The requests were the result of a Wildlife Resources meeting Thursday.
According to the first resolution, the request to remove red wolves from private lands stems from the USFWS stated intention to manage the Red Wolf Recovery Plan on federal lands. However, much of the five-county region included in the Red Wolf Recovery Plan (Beaufort, Dare, Hyde, Tyrell and Washington counties) consists of agricultural fields on privately owned land — the habitat of choice of red wolves. The resolution also claims that the USFWS released at least 64 captive-reared wolves on privately owned land, not federal lands.
The second resolution states that the purity of the red wolf genome is now questionable, given that the population of coyotes has increased and introduced hybridization between the closely related species, and addresses the fact that a USFWS report released in October of 2014 found that the Alligator River, Pocosin, Mattamuskeet, Swan Quarter National Wildlife Refuges and the Dare County Bombing Range — all federal land — cannot be restored to provide a sufficient habitat for the current population of red wolves.

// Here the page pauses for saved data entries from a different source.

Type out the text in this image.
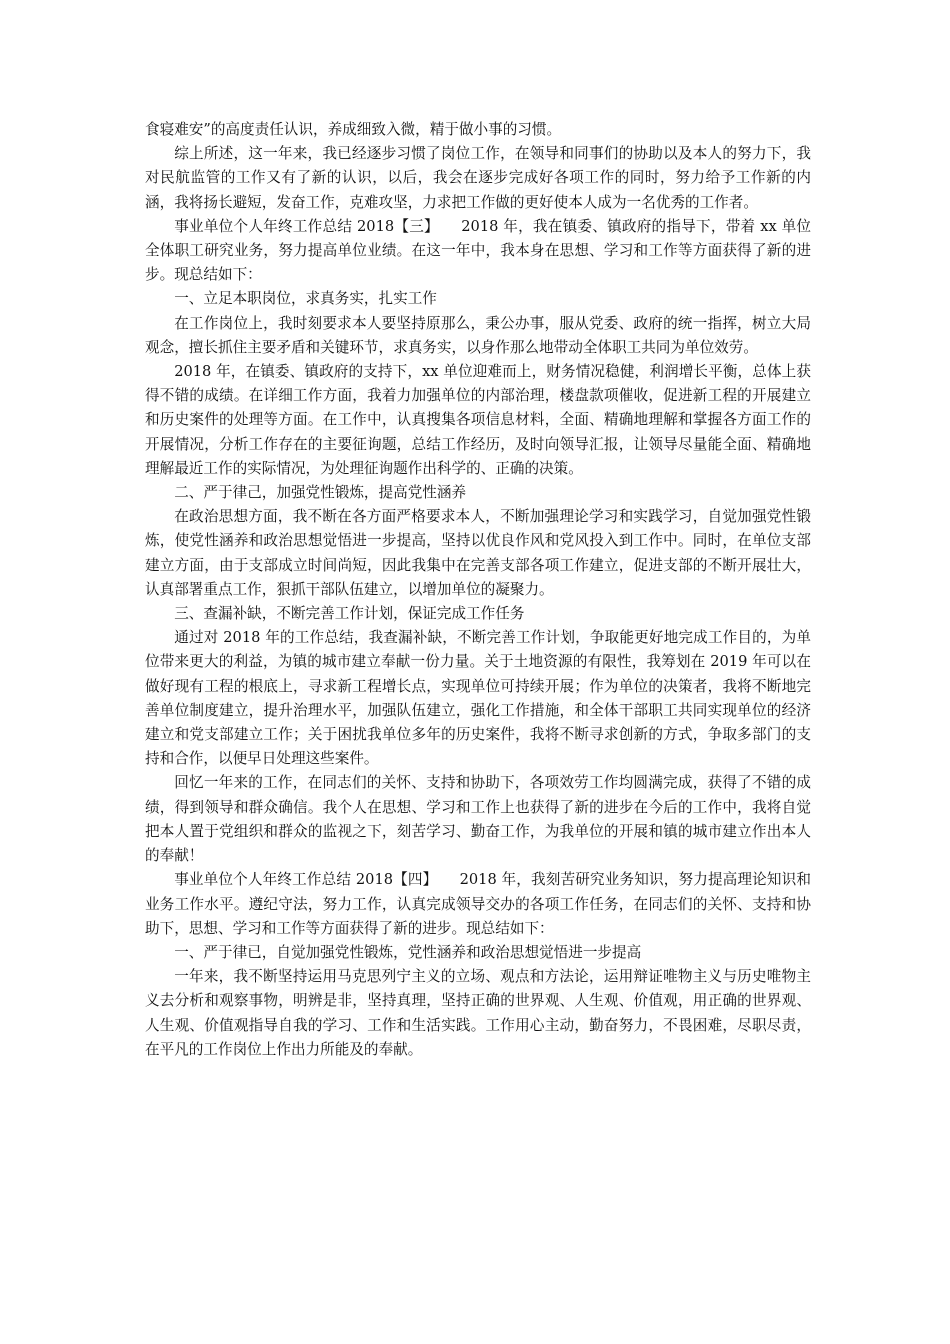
食寝难安”的高度责任认识，养成细致入微，精于做小事的习惯。

综上所述，这一年来，我已经逐步习惯了岗位工作，在领导和同事们的协助以及本人的努力下，我对民航监管的工作又有了新的认识，以后，我会在逐步完成好各项工作的同时，努力给予工作新的内涵，我将扬长避短，发奋工作，克难攻坚，力求把工作做的更好使本人成为一名优秀的工作者。

事业单位个人年终工作总结 2018【三】　　2018 年，我在镇委、镇政府的指导下，带着 xx 单位全体职工研究业务，努力提高单位业绩。在这一年中，我本身在思想、学习和工作等方面获得了新的进步。现总结如下：

一、立足本职岗位，求真务实，扎实工作

在工作岗位上，我时刻要求本人要坚持原那么，秉公办事，服从党委、政府的统一指挥，树立大局观念，擅长抓住主要矛盾和关键环节，求真务实，以身作那么地带动全体职工共同为单位效劳。

2018 年，在镇委、镇政府的支持下，xx 单位迎难而上，财务情况稳健，利润增长平衡，总体上获得不错的成绩。在详细工作方面，我着力加强单位的内部治理，楼盘款项催收，促进新工程的开展建立和历史案件的处理等方面。在工作中，认真搜集各项信息材料，全面、精确地理解和掌握各方面工作的开展情况，分析工作存在的主要征询题，总结工作经历，及时向领导汇报，让领导尽量能全面、精确地理解最近工作的实际情况，为处理征询题作出科学的、正确的决策。

二、严于律己，加强党性锻炼，提高党性涵养

在政治思想方面，我不断在各方面严格要求本人，不断加强理论学习和实践学习，自觉加强党性锻炼，使党性涵养和政治思想觉悟进一步提高，坚持以优良作风和党风投入到工作中。同时，在单位支部建立方面，由于支部成立时间尚短，因此我集中在完善支部各项工作建立，促进支部的不断开展壮大，认真部署重点工作，狠抓干部队伍建立，以增加单位的凝聚力。

三、查漏补缺，不断完善工作计划，保证完成工作任务

通过对 2018 年的工作总结，我查漏补缺，不断完善工作计划，争取能更好地完成工作目的，为单位带来更大的利益，为镇的城市建立奉献一份力量。关于土地资源的有限性，我筹划在 2019 年可以在做好现有工程的根底上，寻求新工程增长点，实现单位可持续开展；作为单位的决策者，我将不断地完善单位制度建立，提升治理水平，加强队伍建立，强化工作措施，和全体干部职工共同实现单位的经济建立和党支部建立工作；关于困扰我单位多年的历史案件，我将不断寻求创新的方式，争取多部门的支持和合作，以便早日处理这些案件。

回忆一年来的工作，在同志们的关怀、支持和协助下，各项效劳工作均圆满完成，获得了不错的成绩，得到领导和群众确信。我个人在思想、学习和工作上也获得了新的进步在今后的工作中，我将自觉把本人置于党组织和群众的监视之下，刻苦学习、勤奋工作，为我单位的开展和镇的城市建立作出本人的奉献！

事业单位个人年终工作总结 2018【四】　　2018 年，我刻苦研究业务知识，努力提高理论知识和业务工作水平。遵纪守法，努力工作，认真完成领导交办的各项工作任务，在同志们的关怀、支持和协助下，思想、学习和工作等方面获得了新的进步。现总结如下：

一、严于律已，自觉加强党性锻炼，党性涵养和政治思想觉悟进一步提高

一年来，我不断坚持运用马克思列宁主义的立场、观点和方法论，运用辩证唯物主义与历史唯物主义去分析和观察事物，明辨是非，坚持真理，坚持正确的世界观、人生观、价值观，用正确的世界观、人生观、价值观指导自我的学习、工作和生活实践。工作用心主动，勤奋努力，不畏困难，尽职尽责，在平凡的工作岗位上作出力所能及的奉献。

“… The North Carolina Wildlife Resources Commission hereby requests that the USFWS: declare in federal rules that the red wolf is extinct in the wild in North Carolina; terminate the Red Wolf Reintroduction Program for free-ranging red wolves in North Carolina; repeal all federal rules describing, delineating, and designating conditions for red wolf restoration; designate all wild canids other than foxes on the Albemarle Peninsula as coyotes or coyote-hybrids; designate that no federal-trust canids exist on the Albermarle Peninsula, and designate that all wild canids on the Albemarle Peninsula are state-trust resources under the jurisdiction of the North Carolina Wildlife Resources Commission,” the resolution reads.

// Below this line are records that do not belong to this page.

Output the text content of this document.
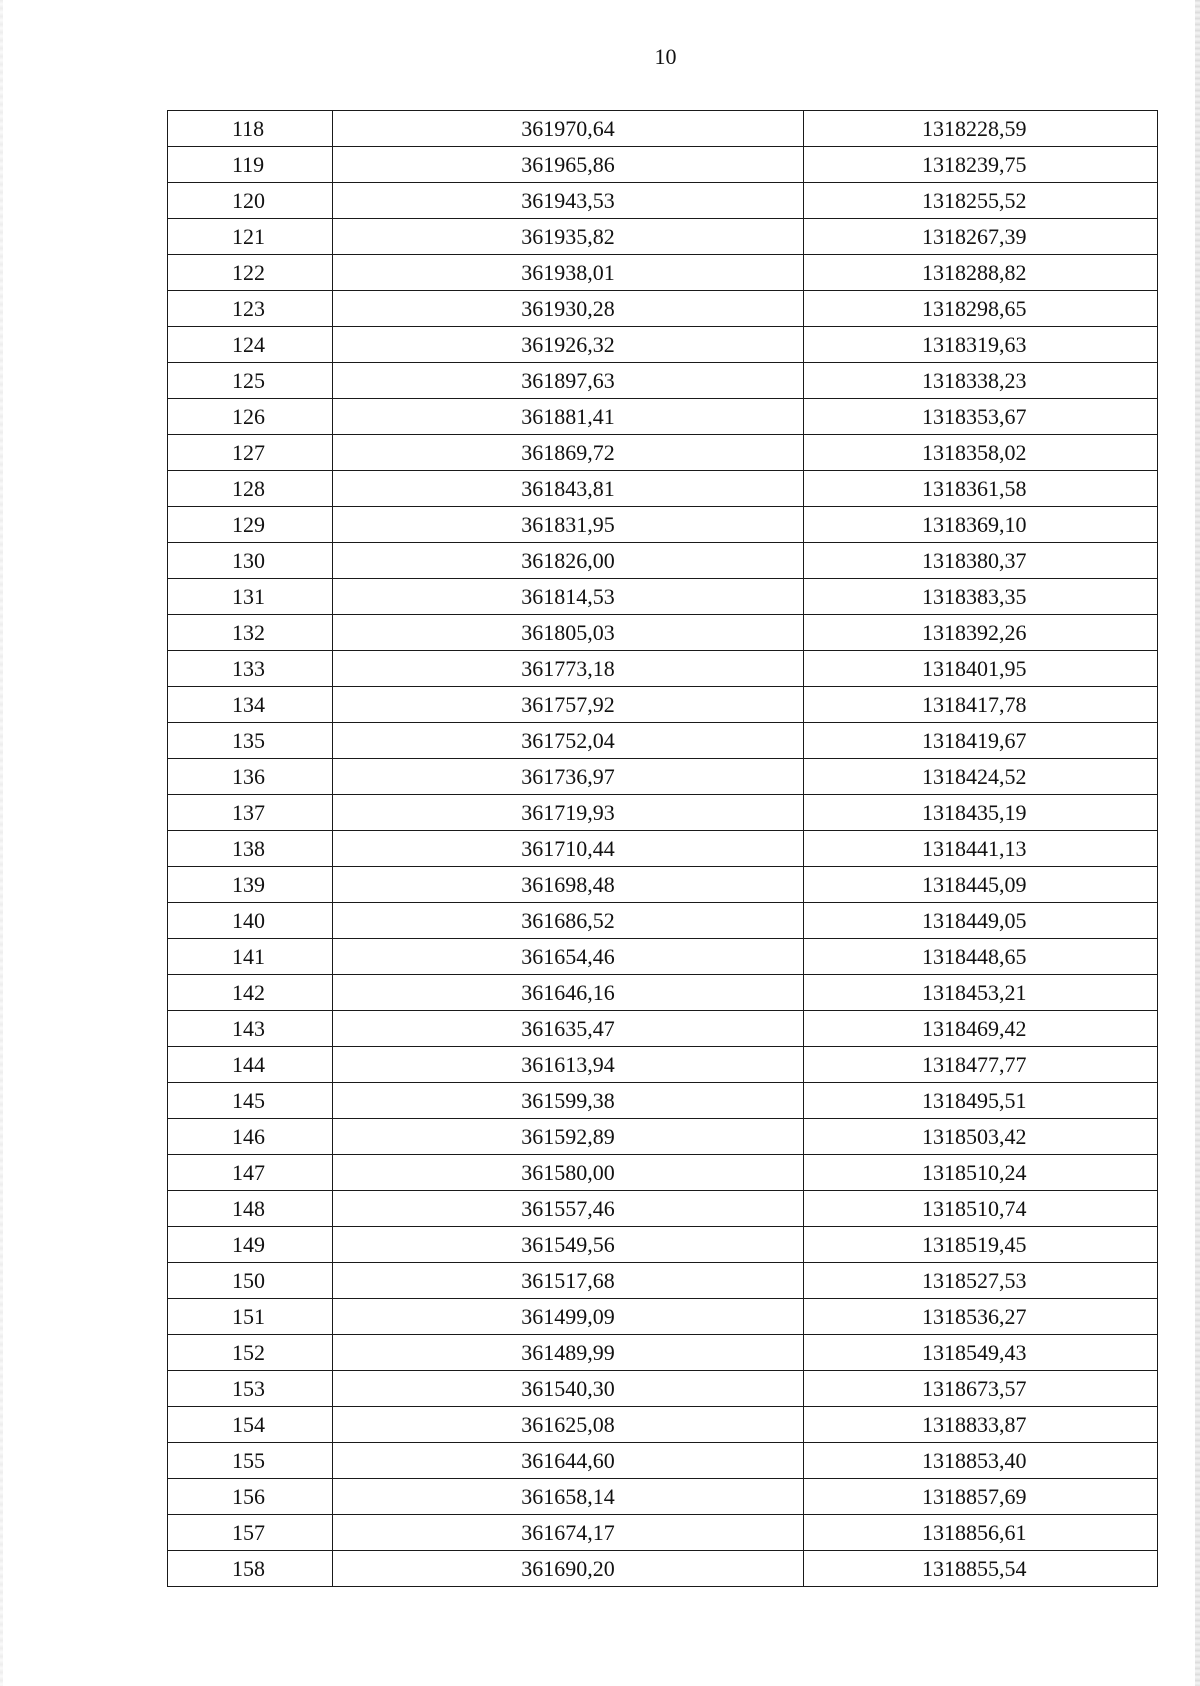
10
118	361970,64	1318228,59
119	361965,86	1318239,75
120	361943,53	1318255,52
121	361935,82	1318267,39
122	361938,01	1318288,82
123	361930,28	1318298,65
124	361926,32	1318319,63
125	361897,63	1318338,23
126	361881,41	1318353,67
127	361869,72	1318358,02
128	361843,81	1318361,58
129	361831,95	1318369,10
130	361826,00	1318380,37
131	361814,53	1318383,35
132	361805,03	1318392,26
133	361773,18	1318401,95
134	361757,92	1318417,78
135	361752,04	1318419,67
136	361736,97	1318424,52
137	361719,93	1318435,19
138	361710,44	1318441,13
139	361698,48	1318445,09
140	361686,52	1318449,05
141	361654,46	1318448,65
142	361646,16	1318453,21
143	361635,47	1318469,42
144	361613,94	1318477,77
145	361599,38	1318495,51
146	361592,89	1318503,42
147	361580,00	1318510,24
148	361557,46	1318510,74
149	361549,56	1318519,45
150	361517,68	1318527,53
151	361499,09	1318536,27
152	361489,99	1318549,43
153	361540,30	1318673,57
154	361625,08	1318833,87
155	361644,60	1318853,40
156	361658,14	1318857,69
157	361674,17	1318856,61
158	361690,20	1318855,54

The red wolf debate has long been a hot topic between conservationists and landowners in eastern North Carolina, where the red wolf reintroduction program was established in 1987. Part of the issue was the legality of hunting or trapping coyotes and the illegality of hunting or trapping red wolves, when the two species are so close in appearance. The killing of a red wolf is punishable by up to a year in prison and $100,000 fine.